Cisco VPN (the client) no longer works on Snow Leopard - but there's a built-in Cisco VPN client in Snow Leopard. Just that, I am sure for at least 60% of people using it, its near-useless. It doesn't accept *.PCF configuration files (with things like group name and group password).
And I haven't figured out how to configure Mail.app to my Exchange account. And little features that are missing that will throw any office worker into a fit of rage: for example, today I took a day off. But I can't set an out-of-office email without going to Outlook Web Access.
It's fast, responsive, I love the new Expose, and its worth the hundred ringgit I spend on it. But its Enterprise features needs some spit-and-polish.
I have gotten the e-mail and contacts to work with Snow Leopard from my Exchange 2007 server, but I have not gotten the calendar to work.
I can say that OWA is the best way to set up OOO replies and have them work 100% of the time.
I can tell you that you have to set your internal and external servers (which I do not have to do with Outlook 2007 or Entourage BTW) to be the same server, and that you also need to specify your user name as your username@<fully qualified domain name> , not just your username.
It's not 100%, and the synchronization takes a couple of hours (it is slower than Entourage 2004!), but it works.
PM me if you have any issues.

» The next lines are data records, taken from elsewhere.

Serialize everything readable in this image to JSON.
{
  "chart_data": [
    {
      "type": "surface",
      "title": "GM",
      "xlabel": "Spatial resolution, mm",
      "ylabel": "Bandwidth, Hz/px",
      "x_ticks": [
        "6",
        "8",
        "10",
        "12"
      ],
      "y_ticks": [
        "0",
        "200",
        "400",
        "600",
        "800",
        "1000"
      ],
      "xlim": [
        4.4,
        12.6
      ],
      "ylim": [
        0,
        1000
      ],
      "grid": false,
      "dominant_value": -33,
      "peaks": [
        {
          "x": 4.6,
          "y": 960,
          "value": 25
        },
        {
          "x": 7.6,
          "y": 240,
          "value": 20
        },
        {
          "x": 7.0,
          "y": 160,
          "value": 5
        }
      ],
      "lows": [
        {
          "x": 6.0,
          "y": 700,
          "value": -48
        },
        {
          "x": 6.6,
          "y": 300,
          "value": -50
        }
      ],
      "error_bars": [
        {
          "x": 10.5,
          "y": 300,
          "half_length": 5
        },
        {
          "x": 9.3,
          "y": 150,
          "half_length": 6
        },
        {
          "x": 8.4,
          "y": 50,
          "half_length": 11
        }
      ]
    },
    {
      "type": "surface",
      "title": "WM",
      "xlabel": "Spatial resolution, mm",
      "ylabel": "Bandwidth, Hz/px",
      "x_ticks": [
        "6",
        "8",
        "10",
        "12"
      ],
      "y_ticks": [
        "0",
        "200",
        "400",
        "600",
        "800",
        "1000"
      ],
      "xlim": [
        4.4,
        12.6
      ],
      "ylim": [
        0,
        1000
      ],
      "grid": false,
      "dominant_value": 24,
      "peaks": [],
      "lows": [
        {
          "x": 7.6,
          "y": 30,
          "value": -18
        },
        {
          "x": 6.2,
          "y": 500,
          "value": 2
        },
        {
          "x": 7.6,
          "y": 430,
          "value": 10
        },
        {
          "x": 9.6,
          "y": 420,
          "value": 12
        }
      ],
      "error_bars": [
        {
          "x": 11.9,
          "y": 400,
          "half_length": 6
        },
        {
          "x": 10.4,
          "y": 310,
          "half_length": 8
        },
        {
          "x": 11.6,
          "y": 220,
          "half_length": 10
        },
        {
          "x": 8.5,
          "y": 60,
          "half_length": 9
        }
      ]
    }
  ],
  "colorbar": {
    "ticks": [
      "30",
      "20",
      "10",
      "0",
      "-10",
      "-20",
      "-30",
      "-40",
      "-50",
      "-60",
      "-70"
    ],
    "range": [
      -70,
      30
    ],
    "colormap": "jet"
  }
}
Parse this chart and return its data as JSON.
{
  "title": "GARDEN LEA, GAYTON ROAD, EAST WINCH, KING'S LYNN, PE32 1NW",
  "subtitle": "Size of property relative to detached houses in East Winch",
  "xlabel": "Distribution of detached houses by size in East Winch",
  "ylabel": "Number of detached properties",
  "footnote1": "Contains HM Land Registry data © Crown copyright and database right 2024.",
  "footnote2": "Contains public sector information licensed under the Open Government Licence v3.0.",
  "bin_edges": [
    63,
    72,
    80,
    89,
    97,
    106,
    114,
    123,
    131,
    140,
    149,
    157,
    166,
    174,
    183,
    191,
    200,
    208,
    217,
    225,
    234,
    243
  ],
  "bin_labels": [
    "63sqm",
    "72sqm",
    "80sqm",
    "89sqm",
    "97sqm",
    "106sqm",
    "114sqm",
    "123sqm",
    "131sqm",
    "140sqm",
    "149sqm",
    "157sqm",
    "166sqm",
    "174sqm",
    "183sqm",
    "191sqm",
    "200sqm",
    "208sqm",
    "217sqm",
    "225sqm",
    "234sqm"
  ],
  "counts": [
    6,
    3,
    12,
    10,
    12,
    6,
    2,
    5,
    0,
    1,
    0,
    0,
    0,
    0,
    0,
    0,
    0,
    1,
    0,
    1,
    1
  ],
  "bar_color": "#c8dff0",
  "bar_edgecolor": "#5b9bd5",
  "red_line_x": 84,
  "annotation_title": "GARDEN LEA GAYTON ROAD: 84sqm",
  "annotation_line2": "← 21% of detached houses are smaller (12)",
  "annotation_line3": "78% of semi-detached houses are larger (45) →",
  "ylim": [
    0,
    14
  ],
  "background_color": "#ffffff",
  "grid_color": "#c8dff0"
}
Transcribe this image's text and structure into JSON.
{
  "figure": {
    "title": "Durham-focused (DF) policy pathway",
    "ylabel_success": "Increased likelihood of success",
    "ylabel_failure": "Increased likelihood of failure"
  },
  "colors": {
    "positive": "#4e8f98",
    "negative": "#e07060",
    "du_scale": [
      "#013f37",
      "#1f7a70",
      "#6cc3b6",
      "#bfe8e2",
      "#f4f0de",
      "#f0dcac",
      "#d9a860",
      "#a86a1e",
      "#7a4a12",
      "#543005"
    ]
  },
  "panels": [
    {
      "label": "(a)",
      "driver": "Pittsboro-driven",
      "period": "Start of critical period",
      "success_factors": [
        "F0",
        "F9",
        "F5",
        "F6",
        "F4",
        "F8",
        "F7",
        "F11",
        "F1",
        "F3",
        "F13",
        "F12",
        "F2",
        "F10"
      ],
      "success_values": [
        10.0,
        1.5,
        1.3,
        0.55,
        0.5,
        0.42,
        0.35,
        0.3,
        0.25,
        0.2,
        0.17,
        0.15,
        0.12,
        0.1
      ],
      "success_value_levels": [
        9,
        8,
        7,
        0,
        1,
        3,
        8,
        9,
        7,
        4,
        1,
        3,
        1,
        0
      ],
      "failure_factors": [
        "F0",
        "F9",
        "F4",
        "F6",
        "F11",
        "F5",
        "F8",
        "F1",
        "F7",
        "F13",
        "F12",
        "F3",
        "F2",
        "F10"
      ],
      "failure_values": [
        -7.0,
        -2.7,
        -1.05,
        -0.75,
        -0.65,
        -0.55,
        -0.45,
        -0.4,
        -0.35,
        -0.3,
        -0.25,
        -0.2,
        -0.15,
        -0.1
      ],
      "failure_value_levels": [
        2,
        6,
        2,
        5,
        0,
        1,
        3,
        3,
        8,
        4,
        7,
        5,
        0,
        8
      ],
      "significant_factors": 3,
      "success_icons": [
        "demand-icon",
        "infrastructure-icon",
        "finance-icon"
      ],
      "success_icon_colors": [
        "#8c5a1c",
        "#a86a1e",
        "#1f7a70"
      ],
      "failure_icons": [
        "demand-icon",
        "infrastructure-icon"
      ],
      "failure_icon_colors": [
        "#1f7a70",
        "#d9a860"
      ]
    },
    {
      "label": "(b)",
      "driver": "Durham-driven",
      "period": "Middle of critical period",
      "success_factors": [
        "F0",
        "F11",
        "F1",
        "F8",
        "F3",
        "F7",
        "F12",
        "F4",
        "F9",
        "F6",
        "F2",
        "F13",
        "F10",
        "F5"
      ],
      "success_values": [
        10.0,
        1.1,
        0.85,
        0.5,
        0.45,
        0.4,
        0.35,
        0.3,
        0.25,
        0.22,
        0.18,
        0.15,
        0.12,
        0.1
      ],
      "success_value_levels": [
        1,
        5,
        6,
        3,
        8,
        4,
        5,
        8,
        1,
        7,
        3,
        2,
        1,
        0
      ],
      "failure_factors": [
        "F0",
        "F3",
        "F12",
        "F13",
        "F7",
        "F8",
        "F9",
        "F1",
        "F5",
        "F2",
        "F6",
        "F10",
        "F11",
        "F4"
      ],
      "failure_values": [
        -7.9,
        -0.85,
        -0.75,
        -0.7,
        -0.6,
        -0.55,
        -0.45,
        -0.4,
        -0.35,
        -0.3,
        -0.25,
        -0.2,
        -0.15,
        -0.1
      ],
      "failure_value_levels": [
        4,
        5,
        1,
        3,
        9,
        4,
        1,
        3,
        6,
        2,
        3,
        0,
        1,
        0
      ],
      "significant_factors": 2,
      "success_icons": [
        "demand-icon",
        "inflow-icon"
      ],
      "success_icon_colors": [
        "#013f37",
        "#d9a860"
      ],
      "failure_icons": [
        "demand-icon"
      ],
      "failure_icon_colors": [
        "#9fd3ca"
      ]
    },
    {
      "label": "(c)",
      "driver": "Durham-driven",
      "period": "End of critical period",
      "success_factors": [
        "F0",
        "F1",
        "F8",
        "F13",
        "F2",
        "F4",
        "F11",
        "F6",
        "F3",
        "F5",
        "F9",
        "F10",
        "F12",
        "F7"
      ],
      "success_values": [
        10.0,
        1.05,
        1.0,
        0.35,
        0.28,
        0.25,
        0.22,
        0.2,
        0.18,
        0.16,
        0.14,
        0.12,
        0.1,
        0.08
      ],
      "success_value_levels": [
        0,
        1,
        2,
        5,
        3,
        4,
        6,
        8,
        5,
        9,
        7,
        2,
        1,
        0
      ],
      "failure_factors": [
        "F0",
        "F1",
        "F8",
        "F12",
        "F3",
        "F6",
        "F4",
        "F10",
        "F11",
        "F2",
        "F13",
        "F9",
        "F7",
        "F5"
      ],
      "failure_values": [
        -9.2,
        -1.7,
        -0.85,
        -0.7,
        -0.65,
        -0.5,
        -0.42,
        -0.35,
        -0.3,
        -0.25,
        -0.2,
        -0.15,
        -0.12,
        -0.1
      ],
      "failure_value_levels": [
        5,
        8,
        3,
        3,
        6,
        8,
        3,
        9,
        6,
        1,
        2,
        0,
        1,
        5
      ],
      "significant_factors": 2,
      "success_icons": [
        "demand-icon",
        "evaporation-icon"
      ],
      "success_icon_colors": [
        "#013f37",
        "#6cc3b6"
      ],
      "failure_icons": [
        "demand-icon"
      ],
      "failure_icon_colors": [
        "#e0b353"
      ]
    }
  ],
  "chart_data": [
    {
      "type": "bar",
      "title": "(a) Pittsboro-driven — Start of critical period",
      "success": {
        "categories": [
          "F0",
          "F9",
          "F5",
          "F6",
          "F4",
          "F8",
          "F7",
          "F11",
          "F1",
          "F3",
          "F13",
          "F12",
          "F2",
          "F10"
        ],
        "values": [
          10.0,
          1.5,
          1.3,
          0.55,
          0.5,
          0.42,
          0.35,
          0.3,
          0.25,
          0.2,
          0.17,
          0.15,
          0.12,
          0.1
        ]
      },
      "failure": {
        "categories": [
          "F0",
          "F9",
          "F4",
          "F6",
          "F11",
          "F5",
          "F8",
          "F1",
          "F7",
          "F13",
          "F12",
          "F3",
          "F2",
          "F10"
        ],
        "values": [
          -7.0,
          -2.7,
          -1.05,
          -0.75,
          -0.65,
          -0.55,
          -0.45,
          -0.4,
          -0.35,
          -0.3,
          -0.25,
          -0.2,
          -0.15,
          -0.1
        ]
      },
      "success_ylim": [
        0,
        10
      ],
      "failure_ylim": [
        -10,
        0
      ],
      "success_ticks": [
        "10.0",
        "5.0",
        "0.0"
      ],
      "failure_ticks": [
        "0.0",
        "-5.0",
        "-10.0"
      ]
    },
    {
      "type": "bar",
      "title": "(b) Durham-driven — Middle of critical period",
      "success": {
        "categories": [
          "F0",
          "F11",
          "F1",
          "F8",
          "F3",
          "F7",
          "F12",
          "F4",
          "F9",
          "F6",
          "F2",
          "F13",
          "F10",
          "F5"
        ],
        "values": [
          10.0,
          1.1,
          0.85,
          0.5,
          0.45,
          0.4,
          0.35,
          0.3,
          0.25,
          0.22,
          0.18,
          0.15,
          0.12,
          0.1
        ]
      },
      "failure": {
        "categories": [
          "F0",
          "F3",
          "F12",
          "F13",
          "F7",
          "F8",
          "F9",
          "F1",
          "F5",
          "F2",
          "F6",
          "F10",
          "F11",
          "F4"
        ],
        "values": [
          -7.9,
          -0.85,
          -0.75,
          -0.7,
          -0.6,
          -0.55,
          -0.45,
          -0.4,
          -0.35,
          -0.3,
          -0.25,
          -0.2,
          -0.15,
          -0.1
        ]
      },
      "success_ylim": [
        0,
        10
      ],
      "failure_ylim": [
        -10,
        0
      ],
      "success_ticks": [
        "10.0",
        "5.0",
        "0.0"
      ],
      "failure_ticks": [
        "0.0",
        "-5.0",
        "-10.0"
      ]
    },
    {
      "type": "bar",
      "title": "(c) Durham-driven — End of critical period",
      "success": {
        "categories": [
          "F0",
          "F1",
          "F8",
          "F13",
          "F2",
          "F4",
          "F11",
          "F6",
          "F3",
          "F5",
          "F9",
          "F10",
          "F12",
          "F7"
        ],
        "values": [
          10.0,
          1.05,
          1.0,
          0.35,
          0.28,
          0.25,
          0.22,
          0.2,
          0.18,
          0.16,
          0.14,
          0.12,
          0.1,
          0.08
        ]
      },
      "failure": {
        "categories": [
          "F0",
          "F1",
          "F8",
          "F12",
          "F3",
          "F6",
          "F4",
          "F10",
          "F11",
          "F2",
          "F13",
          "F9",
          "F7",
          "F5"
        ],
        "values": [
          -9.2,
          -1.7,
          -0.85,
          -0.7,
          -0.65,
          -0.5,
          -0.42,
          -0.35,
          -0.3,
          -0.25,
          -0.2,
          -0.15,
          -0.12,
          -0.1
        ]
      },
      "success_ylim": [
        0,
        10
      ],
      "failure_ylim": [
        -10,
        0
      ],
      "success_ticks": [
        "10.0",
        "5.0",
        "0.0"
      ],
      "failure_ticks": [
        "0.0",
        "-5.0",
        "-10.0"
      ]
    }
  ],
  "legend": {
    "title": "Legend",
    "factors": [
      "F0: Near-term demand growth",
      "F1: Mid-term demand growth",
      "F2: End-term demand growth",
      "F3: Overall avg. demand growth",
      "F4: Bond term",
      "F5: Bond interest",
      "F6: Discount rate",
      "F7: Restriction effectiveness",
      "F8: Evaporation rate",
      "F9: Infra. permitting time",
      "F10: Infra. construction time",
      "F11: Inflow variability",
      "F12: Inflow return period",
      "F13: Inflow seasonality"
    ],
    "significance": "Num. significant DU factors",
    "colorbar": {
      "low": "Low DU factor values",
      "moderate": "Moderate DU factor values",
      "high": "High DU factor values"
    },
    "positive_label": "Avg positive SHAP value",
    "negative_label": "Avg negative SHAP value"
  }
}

I'm writing a doc for some of our internal users today talking about some of the issues, including the fact that Firefox randomly crashes in it, and that the Citrix XenApp client and Safari are not getting along well either.
AFAIK, the "Cisco VPN" is just IPSec.
Enter the VPN information and it should work. Why do you need a .PCF file?
I had VPN working, but it wasn't very userfriendly. PCF files has all the configuration information, including group name and group password - for me, the group password was encoded. (Decoding was a simple Google search away, but again, not very userfriendly - Apple could easily accept this.